Today the Markets In Crypto Assets (MiCA) Regulation was passed in the EU Parliament by an overwhelming majority.
MiCA introduces a “harmonized” regulatory approach across all member states. The new regulation will apply to a number of crypto market operators, including exchanges, wallet providers, and those giving advice on crypto assets. These regulated entities are collectively referred to as Crypto Asset Service Providers or “CASPs” for short.
CASPs will be subject to a number of rules, including a new licensing and supervisory regime. Stablecoin issues will also have to comply with capital requirements if they wish to provide services in the EU.

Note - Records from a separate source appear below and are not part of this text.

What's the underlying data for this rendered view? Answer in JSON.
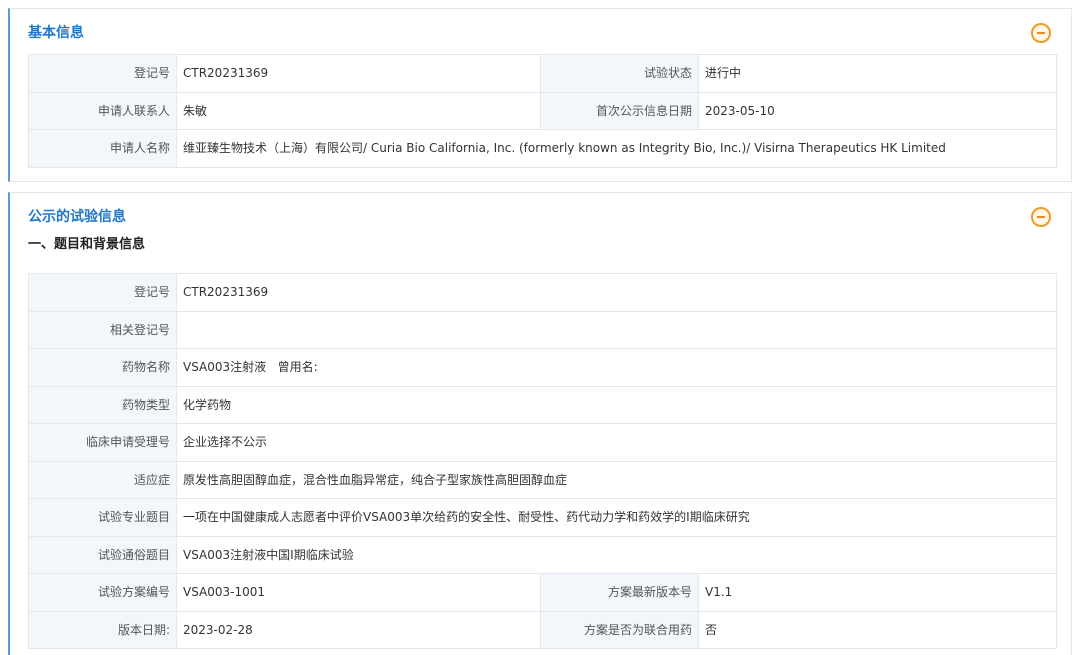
{
  "basic": {
    "title": "基本信息",
    "rows": {
      "reg_no": {
        "label": "登记号",
        "value": "CTR20231369"
      },
      "status": {
        "label": "试验状态",
        "value": "进行中"
      },
      "contact": {
        "label": "申请人联系人",
        "value": "朱敏"
      },
      "first_pub": {
        "label": "首次公示信息日期",
        "value": "2023-05-10"
      },
      "applicant": {
        "label": "申请人名称",
        "value": "维亚臻生物技术（上海）有限公司/ Curia Bio California, Inc. (formerly known as Integrity Bio, Inc.)/ Visirna Therapeutics HK Limited"
      }
    }
  },
  "trial": {
    "title": "公示的试验信息",
    "section_title": "一、题目和背景信息",
    "rows": {
      "reg_no": {
        "label": "登记号",
        "value": "CTR20231369"
      },
      "related_reg": {
        "label": "相关登记号",
        "value": ""
      },
      "drug_name": {
        "label": "药物名称",
        "value": "VSA003注射液   曾用名:"
      },
      "drug_type": {
        "label": "药物类型",
        "value": "化学药物"
      },
      "clinical_no": {
        "label": "临床申请受理号",
        "value": "企业选择不公示"
      },
      "indication": {
        "label": "适应症",
        "value": "原发性高胆固醇血症，混合性血脂异常症，纯合子型家族性高胆固醇血症"
      },
      "pro_title": {
        "label": "试验专业题目",
        "value": "一项在中国健康成人志愿者中评价VSA003单次给药的安全性、耐受性、药代动力学和药效学的I期临床研究"
      },
      "popular_title": {
        "label": "试验通俗题目",
        "value": "VSA003注射液中国I期临床试验"
      },
      "protocol_no": {
        "label": "试验方案编号",
        "value": "VSA003-1001"
      },
      "latest_version": {
        "label": "方案最新版本号",
        "value": "V1.1"
      },
      "version_date": {
        "label": "版本日期:",
        "value": "2023-02-28"
      },
      "combo": {
        "label": "方案是否为联合用药",
        "value": "否"
      }
    }
  },
  "icons": {
    "collapse": "minus-circle-icon"
  },
  "colors": {
    "accent": "#1f78c8",
    "collapse_icon": "#f19a2a",
    "label_bg": "#f3f6fa",
    "border": "#e4e8ee"
  }
}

Read more: What is the MiCA Regulation and how will it impact crypto?
The Parliament also voted in favor of the Transfer of Funds Regulation, which contains a provision requiring crypto exchanges to identify the sender and beneficiary (for transactions of 1000 EUR or more).

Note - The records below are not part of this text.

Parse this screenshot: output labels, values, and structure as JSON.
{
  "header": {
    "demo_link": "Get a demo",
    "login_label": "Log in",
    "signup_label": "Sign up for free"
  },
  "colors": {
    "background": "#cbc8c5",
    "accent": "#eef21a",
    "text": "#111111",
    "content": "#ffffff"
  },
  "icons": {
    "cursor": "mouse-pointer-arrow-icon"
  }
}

Crypto Industry’s Reaction to MiCA
MiCA appears to have received a relatively warm reception in the crypto industry. CEO of Binance, CZ noted that overall MiCA is a “pragmatic solution” due to the fact that there will now be clear rules for crypto exchanges to follow in the EU.

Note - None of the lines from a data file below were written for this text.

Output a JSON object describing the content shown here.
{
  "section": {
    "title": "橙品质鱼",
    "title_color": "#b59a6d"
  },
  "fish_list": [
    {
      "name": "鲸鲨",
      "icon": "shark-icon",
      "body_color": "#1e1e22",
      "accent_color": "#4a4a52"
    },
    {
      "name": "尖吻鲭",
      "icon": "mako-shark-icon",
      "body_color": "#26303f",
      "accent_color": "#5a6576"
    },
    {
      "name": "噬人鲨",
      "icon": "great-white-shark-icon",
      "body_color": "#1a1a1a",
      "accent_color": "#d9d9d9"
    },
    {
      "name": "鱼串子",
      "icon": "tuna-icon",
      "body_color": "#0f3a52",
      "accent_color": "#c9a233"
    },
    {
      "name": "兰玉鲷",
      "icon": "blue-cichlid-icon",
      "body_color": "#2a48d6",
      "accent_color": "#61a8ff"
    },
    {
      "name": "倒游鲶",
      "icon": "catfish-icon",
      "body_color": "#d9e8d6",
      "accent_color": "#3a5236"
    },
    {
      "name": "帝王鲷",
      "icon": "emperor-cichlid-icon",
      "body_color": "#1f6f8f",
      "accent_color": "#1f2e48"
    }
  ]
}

Monty Metzger, Founder of Liechtenstein-based crypto exchange LCX, noted that with the introduction of MiCA, Asia and the USA are now “falling behind” Europe.
European Securities Regulator, ESMA, however, noted that while MiCA was a significant step towards ensuring robust protection in the crypto markets, investing in cryptocurrencies is “still a risky endeavor with limited safeguards at this stage”.
Next Steps for the MiCA Regulation
The MiCA Regulation is due to enter into force in 2024. Prior to its implementation, a number of formal steps will have to take place, including a vote by the council and publication of the final text in the Official Journal of the EU.